A Garland police officer heard about the assault as he started his shift that night. He drove around the area and about 2 a.m. slowed down when he saw a man rummaging in a vehicle at an apartment complex. The man looked up "like a deer in the headlights," the officer said, then shut the door and entered one of the apartments.
The next morning, Garland police talked to the man, Andrew Gossett, 39. The apartment belonged to his girlfriend's daughter. Gossett lived with his parents.
After Gossett's parents gave police permission to search their home, they confiscated a dark T-shirt, baggy camouflage pants, a blue plaid flannel shirt, black tennis shoes and a brown winter coat.

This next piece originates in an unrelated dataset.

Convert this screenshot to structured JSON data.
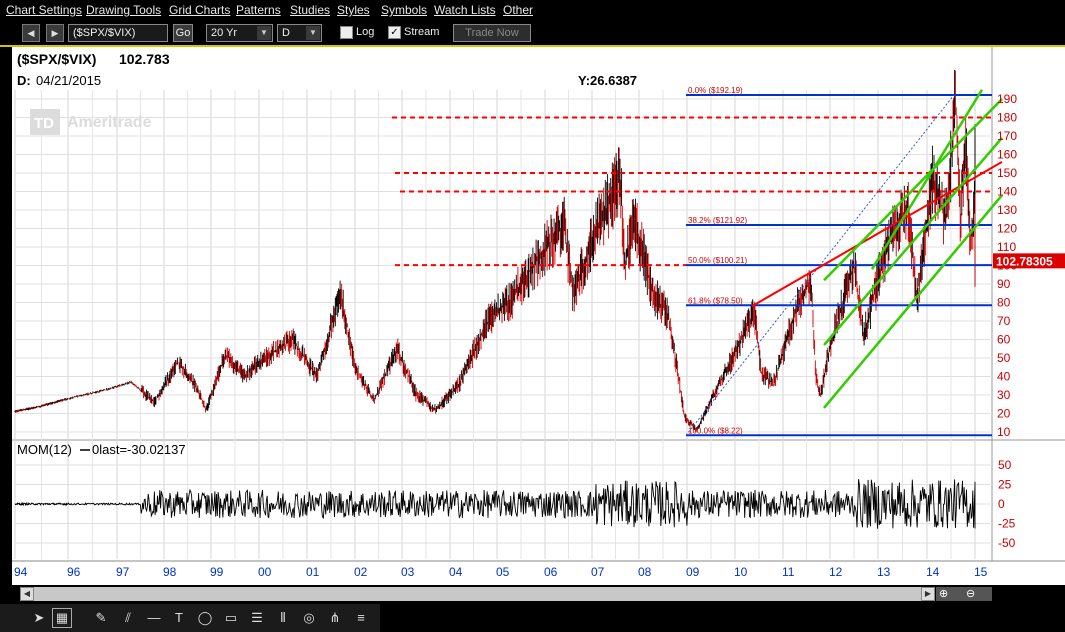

A Wal-Mart stocker who had just gotten into the company's management training program, Gossett gave a voluntary statement, saying he'd spent the night with his girlfriend.
No physical evidence linked Gossett to the crime: no fingerprints on the car, no seminal fluid. Police found no tweed coat, Texas-shaped ring or gun. But a detective handling his first sexual assault put together a photo array. Sharon G. picked out Gossett, who had five DWIs and a conviction for methamphetamine distribution.